Objectives: To evaluate and compare the impact of ICMs on the clinical management of AF.

Methods: MONITOR-AF (NCT06352060) was a retrospective, multi-center study of patients with AF between 2018 to 2021 who received an ICM or routine monitoring with electrocardiograms or long-term monitoring. Patients were followed for 12 months, making note of AF-related clinical outcomes.

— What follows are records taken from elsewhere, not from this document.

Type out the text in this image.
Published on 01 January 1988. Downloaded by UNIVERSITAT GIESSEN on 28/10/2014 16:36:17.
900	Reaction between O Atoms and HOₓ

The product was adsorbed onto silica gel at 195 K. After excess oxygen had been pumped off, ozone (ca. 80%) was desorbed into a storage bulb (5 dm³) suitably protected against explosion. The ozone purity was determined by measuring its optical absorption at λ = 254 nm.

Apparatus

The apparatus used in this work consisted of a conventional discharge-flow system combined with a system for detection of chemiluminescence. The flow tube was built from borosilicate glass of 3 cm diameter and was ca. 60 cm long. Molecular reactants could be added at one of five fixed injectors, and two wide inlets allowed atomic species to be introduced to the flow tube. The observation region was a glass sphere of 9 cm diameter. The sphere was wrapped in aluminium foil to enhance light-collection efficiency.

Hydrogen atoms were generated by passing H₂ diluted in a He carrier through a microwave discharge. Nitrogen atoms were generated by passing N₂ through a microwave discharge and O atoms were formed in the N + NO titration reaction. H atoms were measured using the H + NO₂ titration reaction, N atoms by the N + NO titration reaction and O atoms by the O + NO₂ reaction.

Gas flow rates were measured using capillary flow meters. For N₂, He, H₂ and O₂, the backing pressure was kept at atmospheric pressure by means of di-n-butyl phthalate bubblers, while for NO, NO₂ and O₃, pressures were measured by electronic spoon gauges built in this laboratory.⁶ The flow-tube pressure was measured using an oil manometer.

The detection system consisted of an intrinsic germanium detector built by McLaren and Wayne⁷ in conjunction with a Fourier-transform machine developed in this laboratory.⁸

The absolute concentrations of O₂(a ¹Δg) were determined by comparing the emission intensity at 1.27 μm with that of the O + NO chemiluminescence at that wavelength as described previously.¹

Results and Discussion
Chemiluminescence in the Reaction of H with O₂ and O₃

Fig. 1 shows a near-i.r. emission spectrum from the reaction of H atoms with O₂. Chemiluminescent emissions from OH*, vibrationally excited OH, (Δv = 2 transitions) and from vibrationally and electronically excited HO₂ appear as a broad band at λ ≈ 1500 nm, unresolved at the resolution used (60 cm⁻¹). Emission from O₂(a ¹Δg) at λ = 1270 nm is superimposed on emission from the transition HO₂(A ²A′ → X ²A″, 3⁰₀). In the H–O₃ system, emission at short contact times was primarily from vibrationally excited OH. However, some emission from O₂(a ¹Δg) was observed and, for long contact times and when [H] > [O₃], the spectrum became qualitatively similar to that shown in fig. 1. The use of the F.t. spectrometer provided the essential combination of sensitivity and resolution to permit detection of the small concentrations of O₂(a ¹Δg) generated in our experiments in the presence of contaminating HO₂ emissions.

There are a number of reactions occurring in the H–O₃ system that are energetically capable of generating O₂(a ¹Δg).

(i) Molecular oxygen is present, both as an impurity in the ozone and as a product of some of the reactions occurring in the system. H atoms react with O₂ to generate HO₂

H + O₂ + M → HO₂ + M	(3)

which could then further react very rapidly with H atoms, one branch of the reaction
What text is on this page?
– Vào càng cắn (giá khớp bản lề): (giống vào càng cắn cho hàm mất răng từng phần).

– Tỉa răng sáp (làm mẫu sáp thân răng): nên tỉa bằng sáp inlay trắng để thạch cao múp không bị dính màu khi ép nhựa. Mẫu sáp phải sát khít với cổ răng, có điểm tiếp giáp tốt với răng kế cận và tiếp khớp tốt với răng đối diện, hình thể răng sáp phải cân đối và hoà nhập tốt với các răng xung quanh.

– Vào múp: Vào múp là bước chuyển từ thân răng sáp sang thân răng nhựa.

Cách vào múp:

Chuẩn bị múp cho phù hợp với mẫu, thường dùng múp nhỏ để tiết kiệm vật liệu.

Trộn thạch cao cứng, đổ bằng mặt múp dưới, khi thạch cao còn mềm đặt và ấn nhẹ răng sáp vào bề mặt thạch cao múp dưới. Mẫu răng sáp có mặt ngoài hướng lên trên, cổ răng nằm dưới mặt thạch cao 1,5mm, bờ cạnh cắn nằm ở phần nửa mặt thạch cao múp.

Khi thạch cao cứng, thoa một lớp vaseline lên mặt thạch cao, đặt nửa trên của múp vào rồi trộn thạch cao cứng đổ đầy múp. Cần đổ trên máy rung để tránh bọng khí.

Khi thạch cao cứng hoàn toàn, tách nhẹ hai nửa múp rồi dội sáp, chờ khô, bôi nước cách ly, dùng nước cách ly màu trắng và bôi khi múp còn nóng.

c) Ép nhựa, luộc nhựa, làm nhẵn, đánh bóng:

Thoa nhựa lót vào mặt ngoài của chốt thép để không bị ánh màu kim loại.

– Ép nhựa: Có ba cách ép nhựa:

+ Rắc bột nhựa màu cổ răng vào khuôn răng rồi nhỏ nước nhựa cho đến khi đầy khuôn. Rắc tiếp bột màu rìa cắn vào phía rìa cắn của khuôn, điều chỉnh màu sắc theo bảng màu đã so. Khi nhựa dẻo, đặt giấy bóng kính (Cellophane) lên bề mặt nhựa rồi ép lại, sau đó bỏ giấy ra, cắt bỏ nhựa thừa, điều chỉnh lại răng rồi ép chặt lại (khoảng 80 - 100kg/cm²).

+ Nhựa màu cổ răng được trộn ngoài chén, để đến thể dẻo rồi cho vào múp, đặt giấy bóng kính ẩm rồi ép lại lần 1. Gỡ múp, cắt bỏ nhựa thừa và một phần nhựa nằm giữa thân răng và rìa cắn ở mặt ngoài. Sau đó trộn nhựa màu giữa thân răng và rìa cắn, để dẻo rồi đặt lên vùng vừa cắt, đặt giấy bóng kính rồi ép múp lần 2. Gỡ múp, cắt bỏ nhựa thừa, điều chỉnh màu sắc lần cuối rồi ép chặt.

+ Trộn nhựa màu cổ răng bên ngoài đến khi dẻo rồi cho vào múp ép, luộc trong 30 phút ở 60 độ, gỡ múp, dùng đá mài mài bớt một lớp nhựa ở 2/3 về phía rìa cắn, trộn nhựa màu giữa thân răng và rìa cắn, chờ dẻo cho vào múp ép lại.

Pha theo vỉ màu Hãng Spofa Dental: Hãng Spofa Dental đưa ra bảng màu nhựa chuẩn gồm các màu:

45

Results: There were 2293 patients who received an ICM (n=1115) or routine monitoring (n=1178). Although comorbidities between ICM and non-ICM were significantly different, none of the AF-related characteristics were significantly different. Patients in the ICM group had more attempts at rhythm control with AAD (100% vs. 59.9%, p<0.001) and CA (91.7% vs. 59.7%, p<0.001). This led to higher freedom from AF at 12 months (86.0% vs. 61.8%, p<0.001) and freedom from anti-arrhythmic drugs (75.9% vs. 39.4%, p<0.001) and oral anticoagulation (69.6.8% vs. 39.4%, p<0.001) usage, and was associated with reduced rates of stroke (0.3% vs. 1.6%, p<0.001) and major bleeding (1.6% vs. 2.9%, p<0.001).

Conclusions: Dynamic monitoring with ICM is associated with beneficial AF outcomes with improved freedom from AF at 12 months and fewer complications. Thus, ICM use should be considered for the management of chronic AF.